A formação de blocos municipais para a prestação integrada dos serviços de saneamento básico não é novidade. A constituição de consórcios municipais já era possível. A inovação no Novo Marco Regulatório é atribuir aos estados a competência na estruturação desses blocos.

Dessa forma, além dos casos das regiões metropolitanas, aglomerações urbanas ou microrregiões, a regionalização dos serviços também poderá ser estruturada por meio da criação (i) de unidade regional de saneamento básico, instituída pelos estados e composta por municípios não necessariamente limítrofes para atender às exigências de higiene e saúde pública, ou para dar viabilidade econômica e técnica aos municípios menos favorecidos; ou (ii) de bloco de referência estabelecido pela União, subsidiariamente aos estados, e formalmente criado por meio de gestão associada voluntária dos municípios titulares dos serviços2.

Nota-se que, apesar da adesão a essa modalidade integrada de prestação dos serviços ser facultativa aos seus titulares, o Marco Regulatório aprovado apresenta uma série de “incentivos” à sua adoção, como, por exemplo, a flexibilização do prazo para atingimento das metas de universalização; a priorização à alocação dos recursos públicos federais não onerosos e ao recebimento de apoio técnico e financeiro da União para adaptação dos serviços ao disposto na Lei de Saneamento.

O estímulo à formação de blocos de municípios para o desenvolvimento regionalizado dos serviços de saneamento básico tem por objetivo a geração de ganhos de escala e garantir a viabilidade técnica e econômico-financeira dos serviços, com vistas à universalização, na medida em que integra municípios com diferentes níveis de atratividade em um mesmo pacote de prestação dos serviços. Busca-se, por consequência, resolver o problema do subsídio cruzado. A expectativa é que a regionalização dos serviços de saneamento permitirá que municípios pequenos e deficitários tenham a oportunidade de construir estruturas e instalações mais avançadas para melhorar a qualidade dos serviços prestados.

Em teoria, a discussão sobre a titularidade e competência para prestar serviços de saneamento, a definição de interesse comum e interesse local e a possibilidade de formação de blocos municipais buscando o ganho de escala e a eficiência almejada para a viabilização técnica, econômica e financeira da prestação dos serviços de saneamento foi harmonizada.
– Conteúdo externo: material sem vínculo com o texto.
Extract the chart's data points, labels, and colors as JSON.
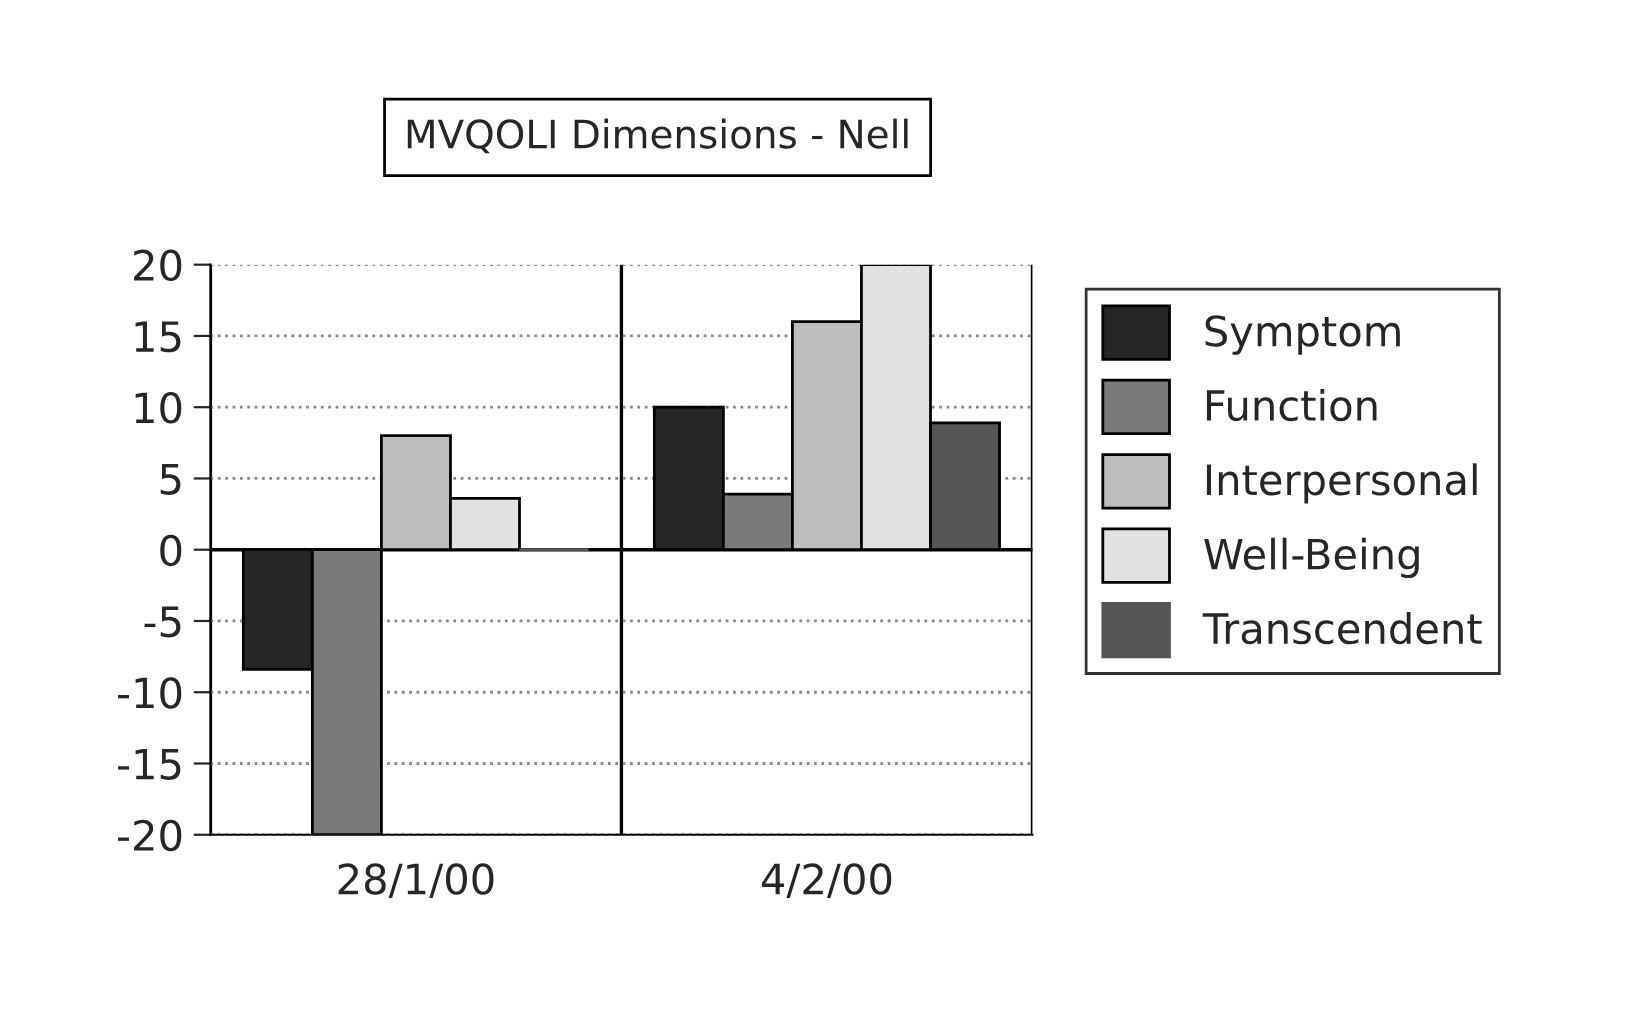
{
  "chart_data": {
    "type": "bar",
    "title": "MVQOLI Dimensions - Nell",
    "categories": [
      "28/1/00",
      "4/2/00"
    ],
    "series": [
      {
        "name": "Symptom",
        "color": "#262626",
        "values": [
          -8.4,
          10
        ]
      },
      {
        "name": "Function",
        "color": "#7a7a7a",
        "values": [
          -20,
          3.9
        ]
      },
      {
        "name": "Interpersonal",
        "color": "#bdbdbd",
        "values": [
          8,
          16
        ]
      },
      {
        "name": "Well-Being",
        "color": "#e2e2e2",
        "values": [
          3.6,
          20
        ]
      },
      {
        "name": "Transcendent",
        "color": "#555555",
        "values": [
          0,
          8.9
        ]
      }
    ],
    "ylim": [
      -20,
      20
    ],
    "yticks": [
      -20,
      -15,
      -10,
      -5,
      0,
      5,
      10,
      15,
      20
    ],
    "grid": "y",
    "legend": "right"
  }
}
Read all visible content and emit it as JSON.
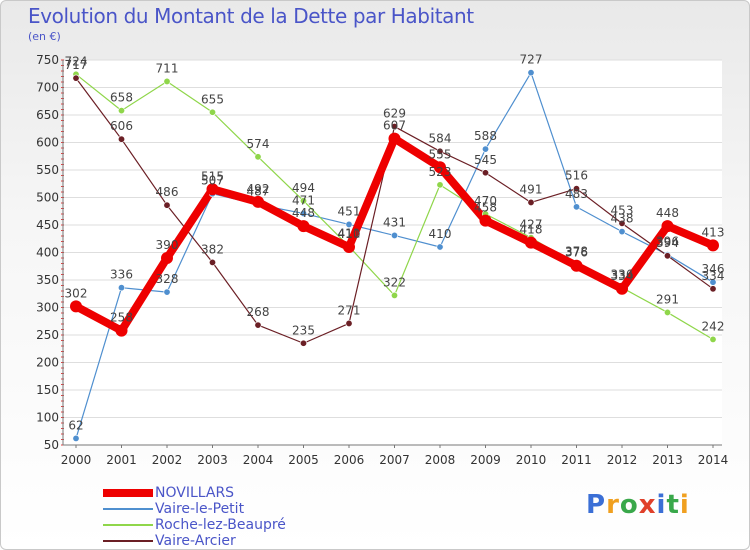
{
  "header": {
    "title": "Evolution du Montant de la Dette par Habitant",
    "unit": "(en €)"
  },
  "brand": {
    "text": "Proxiti",
    "colors": [
      "#3b6fd6",
      "#f0a020",
      "#39a84a",
      "#e0402a",
      "#3b6fd6",
      "#39a84a",
      "#f0a020"
    ]
  },
  "chart_data": {
    "type": "line",
    "title": "Evolution du Montant de la Dette par Habitant",
    "ylabel": "(en €)",
    "xlabel": "",
    "ylim": [
      50,
      750
    ],
    "yticks": [
      50,
      100,
      150,
      200,
      250,
      300,
      350,
      400,
      450,
      500,
      550,
      600,
      650,
      700,
      750
    ],
    "categories": [
      "2000",
      "2001",
      "2002",
      "2003",
      "2004",
      "2005",
      "2006",
      "2007",
      "2008",
      "2009",
      "2010",
      "2011",
      "2012",
      "2013",
      "2014"
    ],
    "grid": "horizontal",
    "legend_position": "bottom-left",
    "series": [
      {
        "name": "Vaire-le-Petit",
        "color": "#4f8fcf",
        "width": 1.2,
        "values": [
          62,
          336,
          328,
          507,
          487,
          471,
          451,
          431,
          410,
          588,
          727,
          483,
          438,
          396,
          346
        ]
      },
      {
        "name": "Roche-lez-Beaupré",
        "color": "#8fd64a",
        "width": 1.2,
        "values": [
          724,
          658,
          711,
          655,
          574,
          494,
          411,
          322,
          523,
          470,
          427,
          378,
          336,
          291,
          242
        ]
      },
      {
        "name": "Vaire-Arcier",
        "color": "#6b1f25",
        "width": 1.2,
        "values": [
          717,
          606,
          486,
          382,
          268,
          235,
          271,
          629,
          584,
          545,
          491,
          516,
          453,
          394,
          334
        ]
      },
      {
        "name": "NOVILLARS",
        "color": "#ee0000",
        "width": 8,
        "values": [
          302,
          258,
          390,
          515,
          492,
          448,
          410,
          607,
          555,
          458,
          418,
          376,
          334,
          448,
          413
        ]
      }
    ]
  }
}
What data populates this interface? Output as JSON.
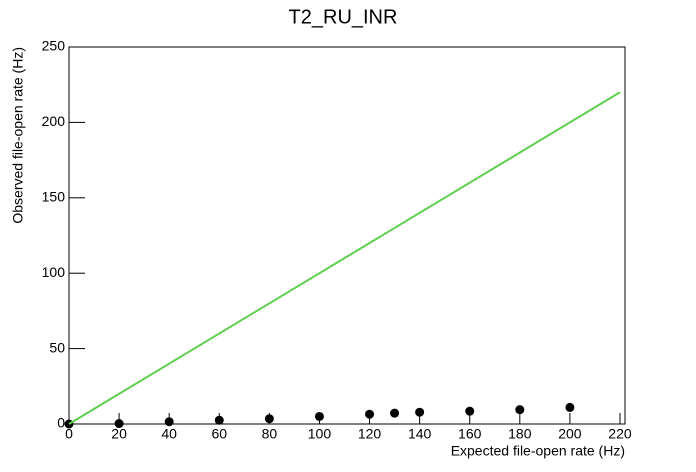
{
  "chart_data": {
    "type": "scatter",
    "title": "T2_RU_INR",
    "x_label": "Expected file-open rate (Hz)",
    "y_label": "Observed file-open rate (Hz)",
    "xlim": [
      0,
      222
    ],
    "ylim": [
      0,
      250
    ],
    "xticks": [
      0,
      20,
      40,
      60,
      80,
      100,
      120,
      140,
      160,
      180,
      200,
      220
    ],
    "yticks": [
      0,
      50,
      100,
      150,
      200,
      250
    ],
    "series": [
      {
        "type": "scatter",
        "color": "#000000",
        "x": [
          0,
          20,
          40,
          60,
          80,
          100,
          120,
          130,
          140,
          160,
          180,
          200
        ],
        "values": [
          0,
          0.3,
          1.5,
          2.5,
          3.5,
          5,
          6.5,
          7.2,
          7.8,
          8.5,
          9.5,
          11
        ]
      },
      {
        "type": "line",
        "color": "#5fcf4f",
        "x": [
          0,
          220
        ],
        "values": [
          0,
          220
        ]
      }
    ]
  }
}
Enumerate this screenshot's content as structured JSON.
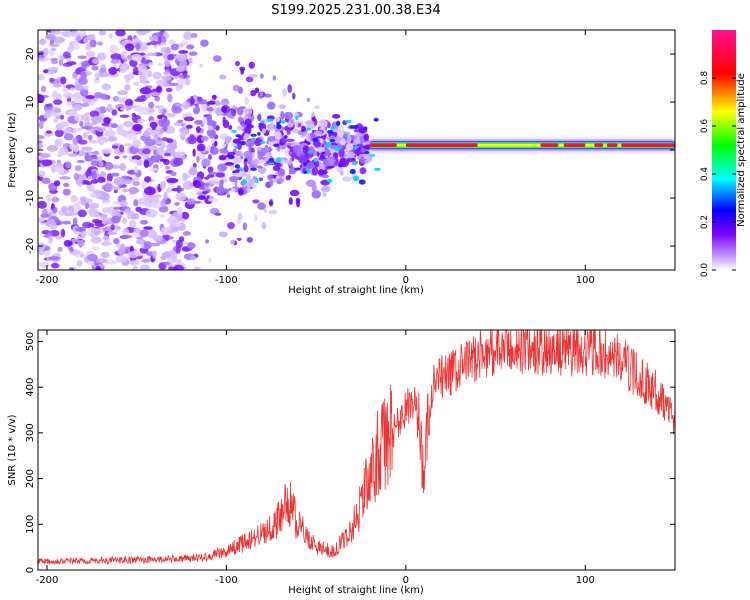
{
  "figure_title": "S199.2025.231.00.38.E34",
  "chart_data": [
    {
      "type": "heatmap",
      "title": "S199.2025.231.00.38.E34",
      "xlabel": "Height of straight line (km)",
      "ylabel": "Frequency (Hz)",
      "xlim": [
        -205,
        150
      ],
      "ylim": [
        -25,
        25
      ],
      "xticks": [
        -200,
        -100,
        0,
        100
      ],
      "yticks": [
        -20,
        -10,
        0,
        10,
        20
      ],
      "colorbar": {
        "label": "Normalized spectral amplitude",
        "range": [
          0,
          1
        ],
        "ticks": [
          0.0,
          0.2,
          0.4,
          0.6,
          0.8
        ],
        "colors": [
          "#ffffff",
          "#8000ff",
          "#0000ff",
          "#00ffff",
          "#00ff00",
          "#ffff00",
          "#ff0000",
          "#ff0080"
        ]
      },
      "features": {
        "noise_region_km": [
          -205,
          -120
        ],
        "transition_region_km": [
          -120,
          -20
        ],
        "signal_line_hz": 1.0,
        "strong_signal_region_km": [
          -20,
          150
        ]
      }
    },
    {
      "type": "line",
      "xlabel": "Height of straight line (km)",
      "ylabel": "SNR (10 * v/v)",
      "xlim": [
        -205,
        150
      ],
      "ylim": [
        0,
        525
      ],
      "xticks": [
        -200,
        -100,
        0,
        100
      ],
      "yticks": [
        0,
        100,
        200,
        300,
        400,
        500
      ],
      "color": "#ee3333",
      "x": [
        -205,
        -180,
        -150,
        -120,
        -110,
        -100,
        -90,
        -80,
        -70,
        -66,
        -60,
        -50,
        -40,
        -30,
        -25,
        -20,
        -15,
        -10,
        -5,
        0,
        5,
        10,
        15,
        20,
        30,
        40,
        50,
        60,
        80,
        100,
        110,
        120,
        130,
        140,
        150
      ],
      "values": [
        20,
        20,
        22,
        25,
        30,
        40,
        60,
        80,
        110,
        160,
        100,
        50,
        40,
        90,
        150,
        200,
        260,
        280,
        320,
        350,
        380,
        200,
        400,
        420,
        440,
        470,
        480,
        485,
        480,
        480,
        475,
        460,
        420,
        390,
        330
      ]
    }
  ]
}
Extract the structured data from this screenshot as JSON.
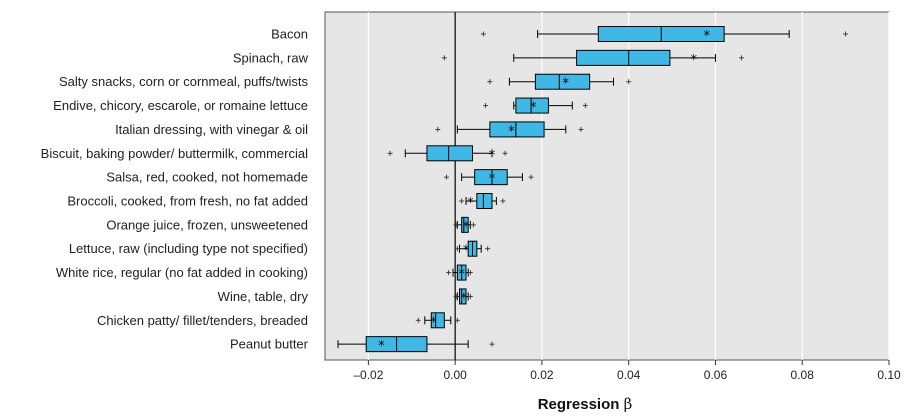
{
  "chart_data": {
    "type": "box",
    "xlabel": "Regression",
    "xlabel_symbol": "β",
    "xlim": [
      -0.03,
      0.1
    ],
    "xticks": [
      -0.02,
      0.0,
      0.02,
      0.04,
      0.06,
      0.08,
      0.1
    ],
    "xtick_labels": [
      "–0.02",
      "0.00",
      "0.02",
      "0.04",
      "0.06",
      "0.08",
      "0.10"
    ],
    "grid": "vertical",
    "background_color": "#e6e6e6",
    "box_color": "#3fb8e6",
    "zero_line": true,
    "categories": [
      "Bacon",
      "Spinach, raw",
      "Salty snacks, corn or cornmeal, puffs/twists",
      "Endive, chicory, escarole, or romaine lettuce",
      "Italian dressing, with vinegar & oil",
      "Biscuit, baking powder/ buttermilk, commercial",
      "Salsa, red, cooked, not homemade",
      "Broccoli, cooked, from fresh, no fat added",
      "Orange juice, frozen, unsweetened",
      "Lettuce, raw (including type not specified)",
      "White rice, regular (no fat added in cooking)",
      "Wine, table, dry",
      "Chicken patty/ fillet/tenders, breaded",
      "Peanut butter"
    ],
    "boxes": [
      {
        "whisker_low": 0.019,
        "q1": 0.033,
        "median": 0.0475,
        "q3": 0.062,
        "whisker_high": 0.077,
        "mean": 0.058,
        "outliers": [
          0.0065,
          0.09
        ]
      },
      {
        "whisker_low": 0.0135,
        "q1": 0.028,
        "median": 0.04,
        "q3": 0.0495,
        "whisker_high": 0.06,
        "mean": 0.055,
        "outliers": [
          -0.0025,
          0.066
        ]
      },
      {
        "whisker_low": 0.0125,
        "q1": 0.0185,
        "median": 0.024,
        "q3": 0.031,
        "whisker_high": 0.0365,
        "mean": 0.0255,
        "outliers": [
          0.008,
          0.04
        ]
      },
      {
        "whisker_low": 0.0135,
        "q1": 0.014,
        "median": 0.0175,
        "q3": 0.0215,
        "whisker_high": 0.027,
        "mean": 0.018,
        "outliers": [
          0.007,
          0.03
        ]
      },
      {
        "whisker_low": 0.0005,
        "q1": 0.008,
        "median": 0.014,
        "q3": 0.0205,
        "whisker_high": 0.0255,
        "mean": 0.013,
        "outliers": [
          -0.004,
          0.029
        ]
      },
      {
        "whisker_low": -0.0115,
        "q1": -0.0065,
        "median": -0.0015,
        "q3": 0.004,
        "whisker_high": 0.0085,
        "mean": 0.0085,
        "outliers": [
          -0.015,
          0.0115
        ]
      },
      {
        "whisker_low": 0.0015,
        "q1": 0.0045,
        "median": 0.0085,
        "q3": 0.012,
        "whisker_high": 0.0155,
        "mean": 0.0085,
        "outliers": [
          -0.002,
          0.0175
        ]
      },
      {
        "whisker_low": 0.0025,
        "q1": 0.005,
        "median": 0.0065,
        "q3": 0.0085,
        "whisker_high": 0.0095,
        "mean": 0.0035,
        "outliers": [
          0.0015,
          0.011
        ]
      },
      {
        "whisker_low": 0.0005,
        "q1": 0.0015,
        "median": 0.002,
        "q3": 0.003,
        "whisker_high": 0.0035,
        "mean": 0.0025,
        "outliers": [
          0.0002,
          0.0042
        ]
      },
      {
        "whisker_low": 0.001,
        "q1": 0.003,
        "median": 0.004,
        "q3": 0.005,
        "whisker_high": 0.006,
        "mean": 0.0025,
        "outliers": [
          0.0005,
          0.0075
        ]
      },
      {
        "whisker_low": -0.0005,
        "q1": 0.0005,
        "median": 0.0015,
        "q3": 0.0025,
        "whisker_high": 0.003,
        "mean": 0.0015,
        "outliers": [
          -0.0015,
          0.0035
        ]
      },
      {
        "whisker_low": 0.0005,
        "q1": 0.001,
        "median": 0.0015,
        "q3": 0.0025,
        "whisker_high": 0.003,
        "mean": 0.002,
        "outliers": [
          0.0002,
          0.0035
        ]
      },
      {
        "whisker_low": -0.007,
        "q1": -0.0055,
        "median": -0.0045,
        "q3": -0.0025,
        "whisker_high": -0.001,
        "mean": -0.005,
        "outliers": [
          -0.0085,
          0.0005
        ]
      },
      {
        "whisker_low": -0.027,
        "q1": -0.0205,
        "median": -0.0135,
        "q3": -0.0065,
        "whisker_high": 0.003,
        "mean": -0.017,
        "outliers": [
          0.0085
        ]
      }
    ]
  }
}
Acreditamos no ganho evolutivo alcançado com a aprovação do Novo Marco Regulatório, construído para atender as expectativas da sociedade e alcançar a universalização da prestação dos serviços de saneamento. A sua aplicação prática e verificação empírica deverão comprovar que a finalidade da norma será realmente alcançada com a necessária segurança jurídica na prestação regionalizada dos serviços de saneamento, sobretudo para a realização dos vultuosos investimentos essenciais para o setor e construção das novas modelagens de concessões e parcerias público privadas.

Art. 8º Exercem a titularidade dos serviços públicos de saneamento básico:

I - os Municípios e o Distrito Federal, no caso de interesse local;

II - o Estado, em conjunto com os Municípios que compartilham efetivamente instalações operacionais integrantes de regiões metropolitanas, aglomerações urbanas e microrregiões, instituídas por lei complementar estadual, no caso de interesse comum.

2 A União poderá ficar a cargo de estabelecer os blocos de referência quando o Estado não o fizer no prazo de 1 (um) ano da publicação da lei resultante do Projeto de Lei nº 4.162/19.